Traces of color found in the debris of collapsed walls suggest that many rooms of the palace of Nuzi had been painted. Although most walls were painted in one of several colors, a few elaborately decorated fragments of the palace walls survived and were still vibrant enough to be photographed and drawn in situ. These wall paintings (see 1928.182.1, and the fragments 1928.182.2–3) stimulated a great deal of excitement among the excavators when they were first discovered; that emotion turned to concern and then disappointment when difficulties arose in the extraction, transportation, and display of the fragile artifacts.

 

The excavators cut out and packaged a substantial portion of the mudbrick walls upon which the elaborate wall paintings were executed. The hope was to carefully extract the design and then preserve it under more controlled laboratory conditions. Unfortunately, the majority of the mudbrick wall segments did not survive shipping, arriving at Harvard as crumbled fragments.

 

Luckily, the designs had been copied by the excavation’s architect, Emmanuel Wilensky, while still in situ, and these drawings of the ruined wall paintings were displayed and exchanged between the Fogg and Semitic museums. Wilensky’s original field copies have been lost, although the Semitic Museum has photographs of the drawings taken soon after completion at the site.
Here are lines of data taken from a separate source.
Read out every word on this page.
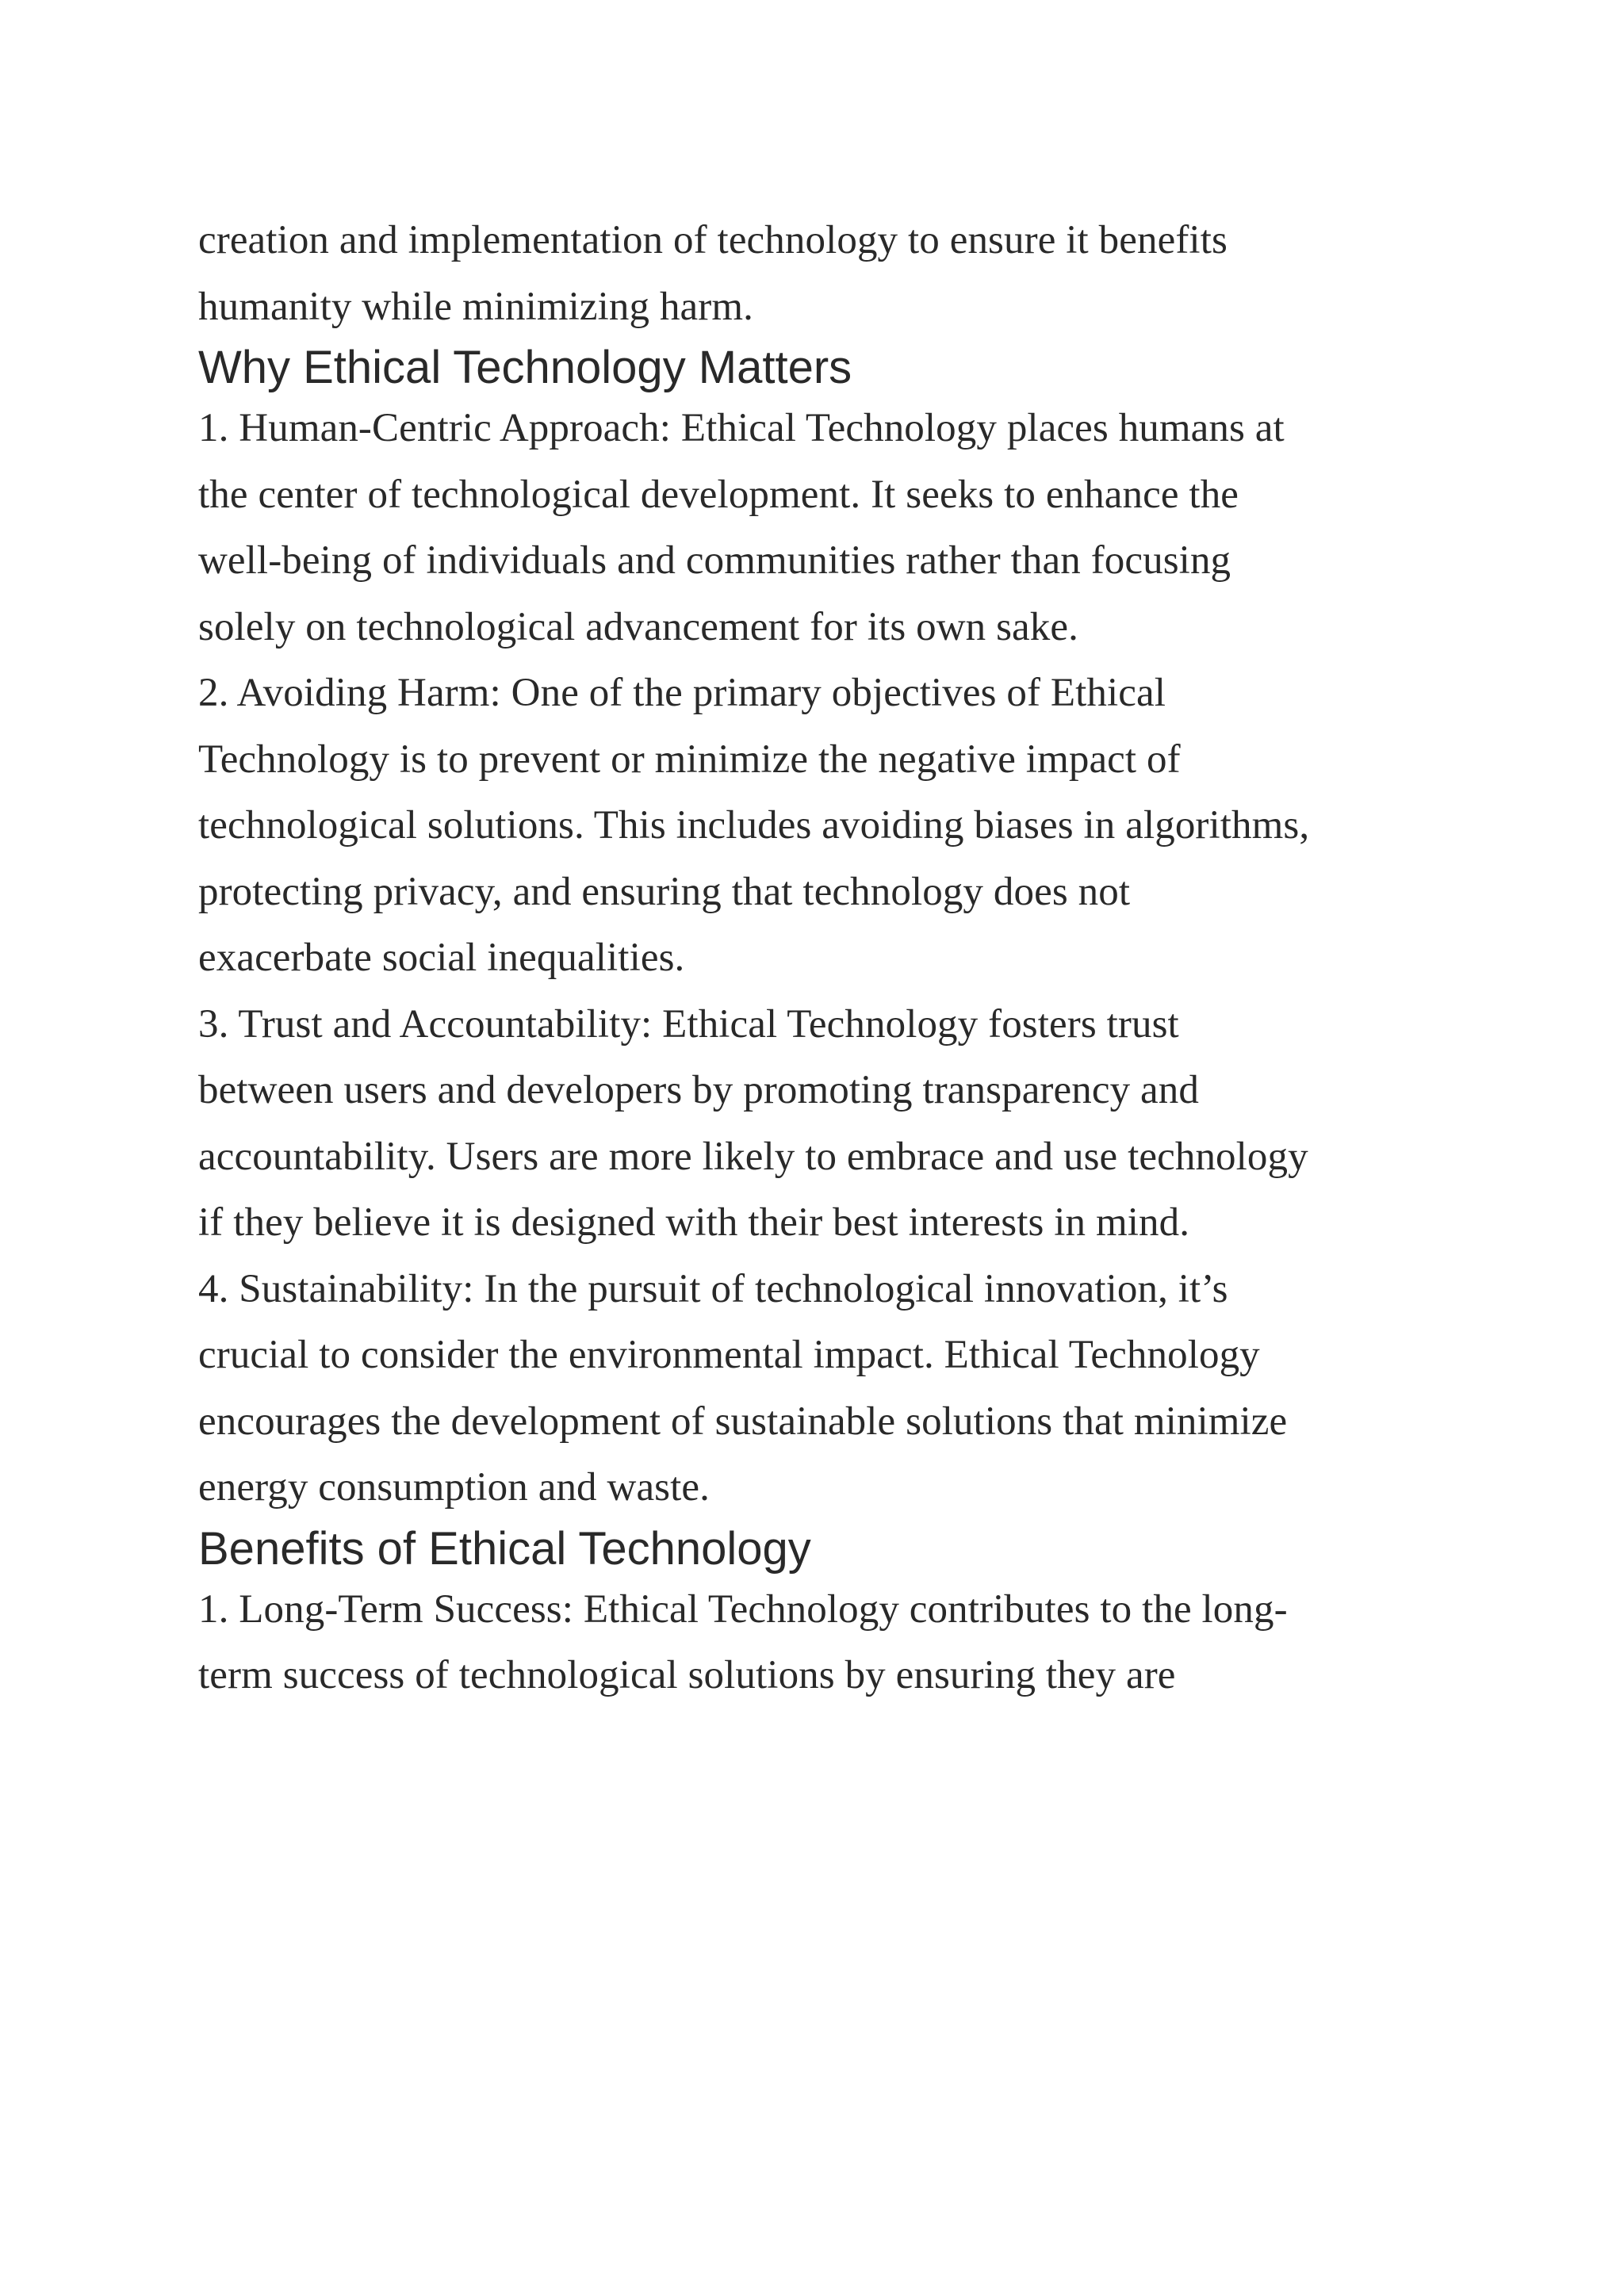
creation and implementation of technology to ensure it benefits
humanity while minimizing harm.

Why Ethical Technology Matters

1. Human-Centric Approach: Ethical Technology places humans at
the center of technological development. It seeks to enhance the
well-being of individuals and communities rather than focusing
solely on technological advancement for its own sake.

2. Avoiding Harm: One of the primary objectives of Ethical
Technology is to prevent or minimize the negative impact of
technological solutions. This includes avoiding biases in algorithms,
protecting privacy, and ensuring that technology does not
exacerbate social inequalities.

3. Trust and Accountability: Ethical Technology fosters trust
between users and developers by promoting transparency and
accountability. Users are more likely to embrace and use technology
if they believe it is designed with their best interests in mind.

4. Sustainability: In the pursuit of technological innovation, it’s
crucial to consider the environmental impact. Ethical Technology
encourages the development of sustainable solutions that minimize
energy consumption and waste.

Benefits of Ethical Technology

1. Long-Term Success: Ethical Technology contributes to the long-
term success of technological solutions by ensuring they are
In addition, before the loss of Wilensky’s drawings, Edward W. Forbes, director of the Fogg Museum, had new color copies made for the Fogg. Helen Gilman and Lucille Chabot, temporary Fogg staff, created watercolor copies of Wilensky’s drawings between 1941 and 1943, using the original mudbrick fragments for color reference. The Gilman and Chabot Nuzi wall painting reproductions were framed and displayed in the Fogg and other Harvard buildings between 1943 and 1992, at which point they were removed to storage. The Arthur M. Sackler Museum thus holds the surviving fragments of the unique and original Nuzi wall paintings in addition to the excellent color reproductions by Gilman and Chabot (Chabot later became a nationally recognized folk artist for her work with Franklin D. Roosevelt’s WPA).